Integral involving Dirac Delta function

Question

I have a basic question about integral involving dirac delta function. In my Signals and Systems textbook, it says that $$ \int_{-\infty}^{\infty} f(x) \delta(x)dx = f(0)$$

But what if $f(x)$ is not defined on $x=0$? For example,

$\displaystyle{f(x)=\frac{\sin x}{x}}$.

From Wolframalpha, it says $$ \int_{-\infty}^{\infty} \frac{\sin x}{x} \delta(x) dx =1$$ How do I evaluate such integral?

Answer 1

Every time you have a continuous function $f: \mathbb R \to \mathbb R$ you can define the integral $$\int_{-\infty}^\infty f(x)\delta (x)dx := f(0).$$

In the case of $f(x) = \sin(x)/x$, we have a continuous function defined on $\mathbb R$ if we define $f(0)=1$ because $\lim_{x\to 0}\sin(x)/x=1$. This limit can be computed using Taylor series for example since $\sin(x) = x-x^3/3!+\cdots$.

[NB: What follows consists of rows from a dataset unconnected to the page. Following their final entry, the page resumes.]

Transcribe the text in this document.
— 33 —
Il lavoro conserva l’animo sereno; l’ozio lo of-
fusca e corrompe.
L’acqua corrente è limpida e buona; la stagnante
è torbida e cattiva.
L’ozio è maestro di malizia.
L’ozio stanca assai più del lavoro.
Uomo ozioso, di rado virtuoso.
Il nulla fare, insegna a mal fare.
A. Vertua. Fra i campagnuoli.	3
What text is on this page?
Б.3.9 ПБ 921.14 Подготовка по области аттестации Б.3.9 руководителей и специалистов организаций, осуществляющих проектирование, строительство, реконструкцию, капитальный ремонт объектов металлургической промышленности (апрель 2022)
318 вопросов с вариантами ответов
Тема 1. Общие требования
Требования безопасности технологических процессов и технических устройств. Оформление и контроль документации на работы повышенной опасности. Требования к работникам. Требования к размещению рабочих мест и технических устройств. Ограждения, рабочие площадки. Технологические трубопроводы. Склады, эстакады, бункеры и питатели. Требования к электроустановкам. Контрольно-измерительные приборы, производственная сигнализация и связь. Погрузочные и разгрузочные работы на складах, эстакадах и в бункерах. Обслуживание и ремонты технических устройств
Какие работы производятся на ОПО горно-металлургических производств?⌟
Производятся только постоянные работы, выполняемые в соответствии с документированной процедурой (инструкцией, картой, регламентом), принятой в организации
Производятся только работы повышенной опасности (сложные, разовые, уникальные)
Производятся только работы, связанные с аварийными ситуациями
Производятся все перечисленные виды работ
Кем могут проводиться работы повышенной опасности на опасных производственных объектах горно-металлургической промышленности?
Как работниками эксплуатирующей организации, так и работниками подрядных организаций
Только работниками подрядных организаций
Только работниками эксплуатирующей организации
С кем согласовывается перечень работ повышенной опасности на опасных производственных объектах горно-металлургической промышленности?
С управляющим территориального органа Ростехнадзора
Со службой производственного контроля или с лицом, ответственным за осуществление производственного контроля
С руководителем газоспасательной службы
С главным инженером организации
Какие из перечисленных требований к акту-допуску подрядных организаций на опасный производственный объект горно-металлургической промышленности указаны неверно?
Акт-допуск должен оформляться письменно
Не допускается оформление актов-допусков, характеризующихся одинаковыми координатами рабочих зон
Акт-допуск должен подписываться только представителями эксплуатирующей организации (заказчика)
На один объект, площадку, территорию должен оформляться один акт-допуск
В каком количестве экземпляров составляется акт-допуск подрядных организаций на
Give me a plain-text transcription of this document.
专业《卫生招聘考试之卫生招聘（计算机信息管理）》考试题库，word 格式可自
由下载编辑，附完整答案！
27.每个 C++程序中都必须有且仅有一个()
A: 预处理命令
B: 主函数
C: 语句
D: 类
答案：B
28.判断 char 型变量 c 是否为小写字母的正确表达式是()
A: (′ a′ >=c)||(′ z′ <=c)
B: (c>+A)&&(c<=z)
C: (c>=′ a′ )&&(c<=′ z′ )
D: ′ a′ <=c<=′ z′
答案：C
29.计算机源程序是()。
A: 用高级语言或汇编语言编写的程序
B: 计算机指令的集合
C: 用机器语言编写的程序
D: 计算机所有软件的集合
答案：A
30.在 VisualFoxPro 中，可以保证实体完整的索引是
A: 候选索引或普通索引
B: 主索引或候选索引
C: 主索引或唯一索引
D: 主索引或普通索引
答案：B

So, $$\int_{-\infty}^\infty \frac{\sin(x)}{x}\delta (x)dx = \frac{\sin(x)}{x}|_{x=0}=1.$$

Answer 2

You may be thinking Riemann integration. Lebesgue integration, which is more powerful but is not taught in high school, can handle this situation.

Like any Riemann integral where the integration range is not a proper subset of the domain of the integrand, this integral, taken as Riemann, cannot be evaluated.

The function $f(x)$ has a removable singularity at $x=0$, as Hugo C Botós points out in his answer. That means the modified Riemann integral $$ \int_{-\infty}^{\infty} g(x) \delta(x) dx =1$$ with $$g(x)= \begin{cases} \frac{sin x}{x},&x\ne 0\\\\ 1,&x=0 \end{cases} $$ can be evaluated.

Lebesgue integration, so to speak, automates this, where a function's domain has gaps of measure 0 (like isolated values).

Different symbols for the types of integration would have removed this ambiguity, but apparently this is not very relevant.